Smith ex rel. Battle v. District of Columbia

JUDGMENT

Upon consideration of the record from the United States District Court for the District of Columbia and the parties’ briefs and arguments, it is

ORDERED and ADJUDGED that the orders from which this appeal has been taken be affirmed.

Plaintiffs seek attorneys’ fees for work performed on Individuals with Disabilities Education Act (“IDEA”) claims against the District of Columbia Public Schools (“DCPS”). Some of these claims resulted in administrative decisions favorable to the plaintiffs. Others resulted in settlements providing relief that the plaintiffs sought. DCPS mooted the case of one plaintiff when it provided the relief sought without entering into a formal settlement.
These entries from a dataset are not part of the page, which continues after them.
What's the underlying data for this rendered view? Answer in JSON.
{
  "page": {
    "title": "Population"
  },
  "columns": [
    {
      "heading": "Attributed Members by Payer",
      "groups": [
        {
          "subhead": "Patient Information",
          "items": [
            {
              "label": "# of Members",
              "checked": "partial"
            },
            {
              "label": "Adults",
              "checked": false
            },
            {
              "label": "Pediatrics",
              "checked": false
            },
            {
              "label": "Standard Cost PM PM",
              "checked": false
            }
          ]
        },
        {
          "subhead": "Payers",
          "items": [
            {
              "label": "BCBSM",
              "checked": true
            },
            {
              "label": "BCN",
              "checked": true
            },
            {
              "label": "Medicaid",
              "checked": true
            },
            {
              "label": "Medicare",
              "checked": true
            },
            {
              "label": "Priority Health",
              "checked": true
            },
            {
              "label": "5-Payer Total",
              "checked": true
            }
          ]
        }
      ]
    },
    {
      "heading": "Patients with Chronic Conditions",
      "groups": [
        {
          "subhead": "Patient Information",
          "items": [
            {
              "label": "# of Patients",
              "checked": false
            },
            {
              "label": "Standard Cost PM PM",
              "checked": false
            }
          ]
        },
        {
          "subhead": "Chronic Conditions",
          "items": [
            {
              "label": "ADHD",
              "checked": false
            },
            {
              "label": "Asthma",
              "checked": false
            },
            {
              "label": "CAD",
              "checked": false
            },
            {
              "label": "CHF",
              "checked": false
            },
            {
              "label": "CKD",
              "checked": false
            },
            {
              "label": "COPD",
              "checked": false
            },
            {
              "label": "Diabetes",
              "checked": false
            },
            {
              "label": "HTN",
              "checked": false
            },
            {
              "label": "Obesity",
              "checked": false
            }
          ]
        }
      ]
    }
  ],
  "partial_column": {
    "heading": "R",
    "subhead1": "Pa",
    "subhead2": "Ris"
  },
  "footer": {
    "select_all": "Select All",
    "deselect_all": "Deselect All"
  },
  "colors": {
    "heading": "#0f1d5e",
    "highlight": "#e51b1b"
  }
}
In one of two orders from which plaintiffs appeal, the district court dismissed the fee claims brought by plaintiffs who never secured an administrative decision. In the second order, involving fee requests from those plaintiffs who secured administrative decisions, the court granted the fee requests in part, awarding $84,327.10 less than the amount plaintiffs requested. The court explained that the fee request was insufficiently specific and that plaintiffs failed to respond adequately to DCPS’s line-item challenges.

As we explain in Alegria v. District of Columbia, 391 F.3d 262 (D.C.Cir. 2004), issued today, plaintiffs who settle IDEA cases before securing a decision in an administrative hearing are not “prevailing parties” entitled to fees pursuant to the IDEA’S fee-shifting provision, 20 U.S.C. § 1415(i)(3)(B). Neither are plaintiffs who prompt a school district to provide special educational services even absent a settlement, as Buckhannon Board and Care Home, Inc. v. West Virginia Department of Health & Human Resources, 532 U.S. 598, 121 S.Ct. 1835, 149 L.Ed.2d 855 (2001), which held that the term “prevailing party” does not cover plaintiffs who merely catalyze government action, id. at 610, 121 S.Ct. 1835, governs the IDEA’S fee-shifting provision. See Alegría, supra.

Plaintiffs allege that regardless of the fee-shifting provision’s terms, DCPS is equitably estopped from denying statutory liability for fees in some of the settled cases due to a memorandum in which it promised to pay fees “to the extent permitted by law.” In five settled cases where the agreements provide that DCPS will pay some attorneys’ fees, plaintiffs further allege, the agreements and the memorandum estop DCPS from denying statutory liability for fees. A memorandum or settlement agreement, however, cannot generate statutory liability where none otherwise exists. While promises in a memorandum or settlement agreement might give rise to certain state law claims, a federal court is unable to hear these *769claims absent diversity or supplemental jurisdiction, which plaintiffs never allege in their complaint.

The district court’s reduction of fees claimed by plaintiffs who secured administrative rulings comports fully with our decision in Role Models America v. Les Brownlee, 353 F.3d 962 (D.C.Cir.2004) (discussing requirements for documenting time in a fee request). Plaintiffs’ fee request contains many vague entries, including entries that fail to list the subject matter on which the attorney worked. See id. at 974 (citing In re Olson, 884 F.2d 1415, 1428-29 (D.C.Cir.1989) (per curiam) (requiring some indication of the subject matter on which the attorney’s time was spent)). When attorneys fail to document a fee request adequately, the court may estimate an appropriate amount by which to reduce the award. See Role Models, 353 F.3d at 973; Hensley v. Eckerhart, 461 U.S. 424, 433, 103 S.Ct. 1933, 76 L.Ed.2d 40 (1983). As plaintiffs failed to respond to DCPS’s line-item objections to their fee request, the district court’s reduction of the award by the amount to which DCPS objected was not an abuse of discretion.

Pursuant to D.C. Circuit Rule 36, this disposition will not be published. The Clerk is directed to withhold issuance of the mandate herein until seven days after resolution of any timely petition for rehearing or rehearing en banc. See Fed. R.App. P. 41(b); D.C.Cir. R. 41.